My personal hobbies have continued to be involved and time consuming. My previous new year's resolution was to get back into public speaking and give four talks to radio clubs. I only ended up developing two new talks this year, but there was enough interest in them to take them on tour and give the same talks several times so I think it mostly counts as a success:
I've been having fun building and deploying radio repeaters. On the bench side, I've been putting together a collection of videos on repeater building [1][2][3][4]. Online information on repeaters is tough to come by, and I don't feel like I've even made a dent yet, so plenty more repeater videos are yet to come. On the repeater deployment side, I got to spin up several of my personal repeaters at events like the Wildflower Triathlon under my commercial radio license and at the Bay Area Maker Faire on the amateur repeater test pair.

In addition to working communications for the Wildflower Triathlon for TriCalifornia, I got talked into volunteering for several other of TriCal's events. A dedicated communications team isn't needed for their other events, so I instead got to work on the course team placing cones and traffic control around the race courses for the Pacific Grove Triathlon, the SF Triathlon at Alcatraz, and the Giant Race. Getting to drop traffic cones off the back of a moving box truck is a kick.

Sadly, TriCalifornia recently announced that they're not hosting any of their own events in 2017, so my event support in 2017 is going to need to be more diverse.

I've been having fun climbing towers for the Salinas Valley Repeater Group this year. They're a good group of guys with an impressive repeater network set up covering the bay area down to Fresno. I love tower climbing since it's a good day of exercise on top of a great excuse to get tours of radio sites.

In the category of "crazy adventures I never got around to writing about," one of my friends this year called me up at the last minute in the end of June:
"Hey Kenneth, I know you like to go on crazy adventures. You want to help one of my friends put on a commercial fireworks in Ft Bragg?"
Yes. Yes I do.

It ended up being a full day experience of get up at 5am, drive up to Ft Bragg, spend the afternoon unloading 650lb of fireworks and the corresponding gun racks out of a box truck, and then firing the show before crashing in a motel. The fun part about these "hand-fired" shows is that we don't use a mile and a half of electronic matches to light off the shells but I get handed a 20 min road flare at the beginning of the show and get to run around using the road flare to light off the fireworks.

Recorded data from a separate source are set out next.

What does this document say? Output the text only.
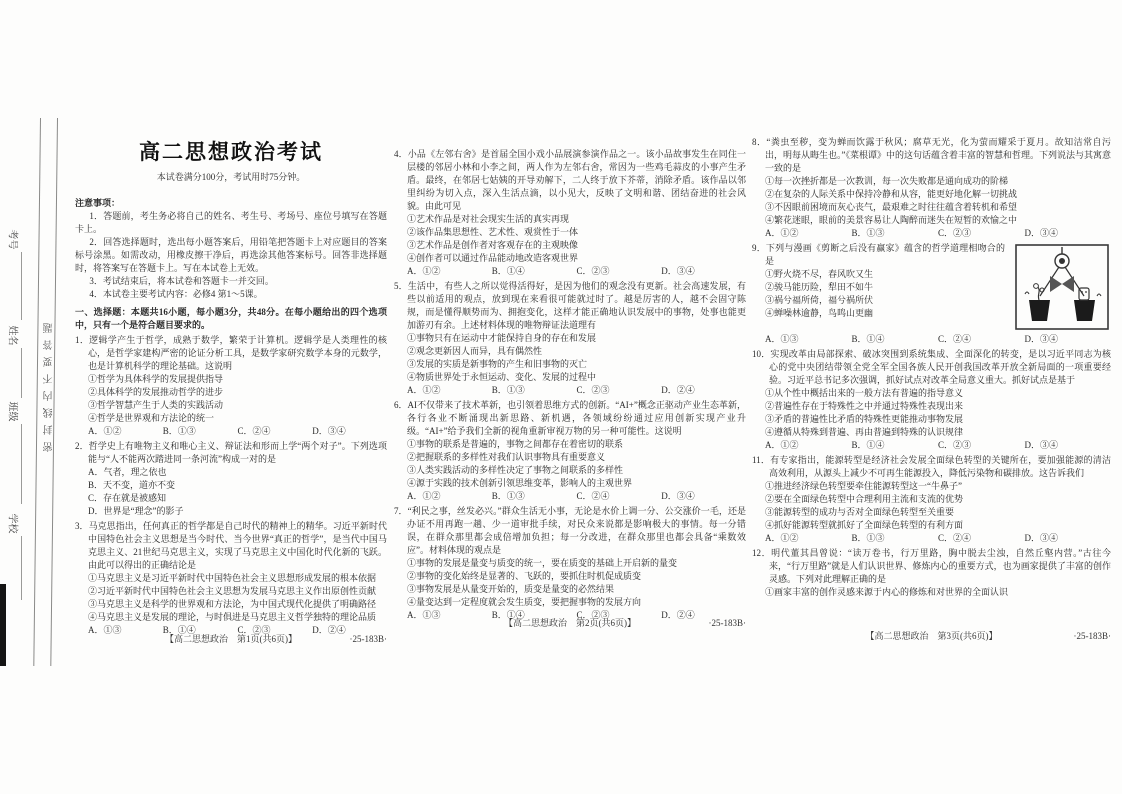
考号
姓名
班级
学校
密封线内不要答题
高二思想政治考试
本试卷满分100分，考试用时75分钟。

注意事项：

1．答题前，考生务必将自己的姓名、考生号、考场号、座位号填写在答题卡上。
2．回答选择题时，选出每小题答案后，用铅笔把答题卡上对应题目的答案标号涂黑。如需改动，用橡皮擦干净后，再选涂其他答案标号。回答非选择题时，将答案写在答题卡上。写在本试卷上无效。
3．考试结束后，将本试卷和答题卡一并交回。
4．本试卷主要考试内容：必修4 第1～5课。
一、选择题：本题共16小题，每小题3分，共48分。在每小题给出的四个选项中，只有一个是符合题目要求的。

1．逻辑学产生于哲学，成熟于数学，繁荣于计算机。逻辑学是人类理性的核心，是哲学家建构严密的论证分析工具，是数学家研究数学本身的元数学，也是计算机科学的理论基础。这说明

①哲学为具体科学的发展提供指导
②具体科学的发展推动哲学的进步
③哲学智慧产生于人类的实践活动
④哲学是世界观和方法论的统一
A．①②	B．①③	C．②④	D．③④

2．哲学史上有唯物主义和唯心主义、辩证法和形而上学“两个对子”。下列选项能与“人不能两次踏进同一条河流”构成一对的是

A．气者，理之依也
B．天不变，道亦不变
C．存在就是被感知
D．世界是“理念”的影子

3．马克思指出，任何真正的哲学都是自己时代的精神上的精华。习近平新时代中国特色社会主义思想是当今时代、当今世界“真正的哲学”，是当代中国马克思主义、21世纪马克思主义，实现了马克思主义中国化时代化新的飞跃。由此可以得出的正确结论是

①马克思主义是习近平新时代中国特色社会主义思想形成发展的根本依据
②习近平新时代中国特色社会主义思想为发展马克思主义作出原创性贡献
③马克思主义是科学的世界观和方法论，为中国式现代化提供了明确路径
④马克思主义是发展的理论，与时俱进是马克思主义哲学独特的理论品质
A．①③	B．①④	C．②③	D．②④

4．小品《左邻右舍》是首届全国小戏小品展演参演作品之一。该小品故事发生在同住一层楼的邻居小林和小李之间，两人作为左邻右舍，常因为一些鸡毛蒜皮的小事产生矛盾。最终，在邻居七姑姨的开导劝解下，二人终于放下芥蒂，消除矛盾。该作品以邻里纠纷为切入点，深入生活点滴，以小见大，反映了文明和谐、团结奋进的社会风貌。由此可见

①艺术作品是对社会现实生活的真实再现
②该作品集思想性、艺术性、观赏性于一体
③艺术作品是创作者对客观存在的主观映像
④创作者可以通过作品能动地改造客观世界
A．①②	B．①④	C．②③	D．③④

5．生活中，有些人之所以觉得活得好，是因为他们的观念没有更新。社会高速发展，有些以前适用的观点，放到现在来看很可能就过时了。越是厉害的人，越不会固守陈规，而是懂得顺势而为、拥抱变化，这样才能正确地认识发展中的事物，处事也能更加游刃有余。上述材料体现的唯物辩证法道理有

①事物只有在运动中才能保持自身的存在和发展
②观念更新因人而异，具有偶然性
③发展的实质是新事物的产生和旧事物的灭亡
④物质世界处于永恒运动、变化、发展的过程中
A．①②	B．①③	C．②③	D．②④

6．AI不仅带来了技术革新，也引领着思维方式的创新。“AI+”概念正驱动产业生态革新，各行各业不断涌现出新思路、新机遇，各领域纷纷通过应用创新实现产业升级。“AI+”给予我们全新的视角重新审视万物的另一种可能性。这说明

①事物的联系是普遍的，事物之间都存在着密切的联系
②把握联系的多样性对我们认识事物具有重要意义
③人类实践活动的多样性决定了事物之间联系的多样性
④源于实践的技术创新引领思维变革，影响人的主观世界
A．①②	B．①③	C．②④	D．③④

7．“利民之事，丝发必兴。”群众生活无小事，无论是水价上调一分、公交涨价一毛，还是办证不用再跑一趟、少一道审批手续，对民众来说都是影响极大的事情。每一分错误，在群众那里都会成倍增加负担；每一分改进，在群众那里也都会具备“乘数效应”。材料体现的观点是

①事物的发展是量变与质变的统一，要在质变的基础上开启新的量变
②事物的变化始终是显著的、飞跃的，要抓住时机促成质变
③事物发展是从量变开始的，质变是量变的必然结果
④量变达到一定程度就会发生质变，要把握事物的发展方向
A．①③	B．①④	C．②③	D．②④

8．“粪虫至秽，变为蝉而饮露于秋风；腐草无光，化为萤而耀采于夏月。故知洁常自污出，明每从晦生也。”《菜根谭》中的这句话蕴含着丰富的智慧和哲理。下列说法与其寓意一致的是

①每一次挫折都是一次教训，每一次失败都是通向成功的阶梯
②在复杂的人际关系中保持冷静和从容，能更好地化解一切挑战
③不因眼前困境而灰心丧气，最艰难之时往往蕴含着转机和希望
④繁花迷眼，眼前的美景容易让人陶醉而迷失在短暂的欢愉之中
A．①②	B．①③	C．②③	D．③④

9．下列与漫画《剪断之后没有赢家》蕴含的哲学道理相吻合的是

①野火烧不尽，春风吹又生
②骏马能历险，犁田不如牛
③祸兮福所倚，福兮祸所伏
④蝉噪林逾静，鸟鸣山更幽
A．①③	B．①④	C．②④	D．③④

10．实现改革由局部探索、破冰突围到系统集成、全面深化的转变，是以习近平同志为核心的党中央团结带领全党全军全国各族人民开创我国改革开放全新局面的一项重要经验。习近平总书记多次强调，抓好试点对改革全局意义重大。抓好试点是基于

①从个性中概括出来的一般方法有普遍的指导意义
②普遍性存在于特殊性之中并通过特殊性表现出来
③矛盾的普遍性比矛盾的特殊性更能推动事物发展
④遵循从特殊到普遍、再由普遍到特殊的认识规律
A．①②	B．①④	C．②③	D．③④

11．有专家指出，能源转型是经济社会发展全面绿色转型的关键所在，要加强能源的清洁高效利用，从源头上减少不可再生能源投入，降低污染物和碳排放。这告诉我们

①推进经济绿色转型要牵住能源转型这一“牛鼻子”
②要在全面绿色转型中合理利用主流和支流的优势
③能源转型的成功与否对全面绿色转型至关重要
④抓好能源转型就抓好了全面绿色转型的有利方面
A．①②	B．①③	C．②④	D．③④

12．明代董其昌曾说：“读万卷书，行万里路，胸中脱去尘浊，自然丘壑内营。”古往今来，“行万里路”就是人们认识世界、修炼内心的重要方式，也为画家提供了丰富的创作灵感。下列对此理解正确的是

①画家丰富的创作灵感来源于内心的修炼和对世界的全面认识
【高二思想政治　第1页(共6页)】	·25-183B·
【高二思想政治　第2页(共6页)】	·25-183B·
【高二思想政治　第3页(共6页)】	·25-183B·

So now for the question on what I want to try and do in 2017. My tradition of trying to pick up a new hobby every year started getting more difficult recently mainly because my hobbies (repeaters, beer brewing, tower climbing, etc) all tend to be so equipment intensive that my apartment is starting to get ridiculous with all my stuff.

I think I was on to something good with the 2016 "public speaking" objective, so I think I'm going to go on a similar vein this year and try and get four magazine articles out the door. I've been complaining about how disappointing the amateur radio magazines have been long enough that I just need to put up and start delivering the content I want to read. The ARRL also pays pretty decent money for accepted content too, so that's a nice perk that this year's hobby might actually be cash positive for once. We'll see at the end of the year as to how I do.